Contending that MonsterCockTube.com and its two operators Thorsten Palicki and Maik Herrmann pirated nine gay adult films for that site, adult studio Titan Media asked a federal judge to award it a default judgment of $1.35M.
And so San Francisco-based gay porn studio Titan Media and TitanMen.com won the judgment in U.S. District Court this week in an intellectual property rights case against Antelope Media LLC, Palicki and Herrmann, proprietors of an adult “tube” site.
U.S. District Court judge Maxine M. Chesney never got to meet Palicki and Herrmann, the defendants behind the name and the gay adult video sharing site: Her judgment was rendered after the defendants failed to respond to the suit, according a report at AVN Business.
from www.examiner.com – Titan Media and its parent company Io Group have rigorously defended its copyrighted materials against the proliferation of tube sites (think YouTube, but with a lot of porn), where clips and in some cases entire bodies of work are uploaded by users for free sharing, thus cutting into the studios’ profits and violating provisions outlined in the U.S. Digital Millennium Copyright Act (DMCA), including willful infringement and failure to respond to takedown notices over the content in question.
Via Business.AVN.com:
In her ruling, the judge called Antelope’s infringement “particularly egregious.”
“First, defendants gained commercial advantage by using plaintiff’s copyrighted works, specifically, by displaying plaintiff’s works on defendants’ websites, for which they charge their customers, including California residents, a monthly access fee, and on which they earn revenue by selling advertising space, and by enrolling in ‘affiliate programs through which [d]efendants receive payments for directing individuals to other websites,” Chesney wrote.
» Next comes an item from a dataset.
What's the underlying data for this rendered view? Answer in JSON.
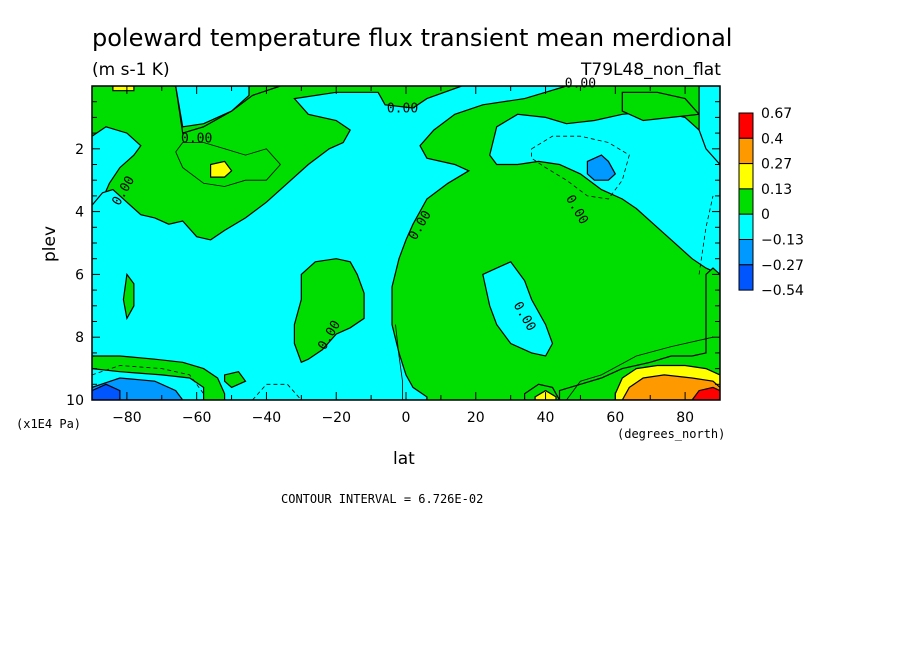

“Second, defendants, within a week of learning of the instant lawsuit, transferred ownership of their websites to fictitious names, in an apparent attempt to evade service and hinder plaintiff’s ability to locate and identify the infringing parties,” she continued. “Third, defendants have continued their infringing activities after being notified of the instant action. Fourth, defendants engaged in various technological steps to block plaintiff from gaining access to defendants’ websites, in an apparent attempt to prohibit plaintiff from learning the full extent of the infringing conduct…. [G]iven that defendants fraudulently transferred ownership of the domain names from a domestic company, which could have been readily located, to companies and individuals residing outside the United States, it is readily apparent defendants were attempting to preclude or at least make it considerably more difficult for plaintiff to locate any party against whom a judgment could be executed,” Chesney wrote.
“Under such circumstances, and given that plaintiff apparently is aware of the current location of the entities who presently own the domain names, the Court finds it appropriate to prohibit defendants from further transferring ownership of the domain names, or the proceeds thereof, and the record discloses no equitable reason why plaintiff should not be granted [injunctive] relief.”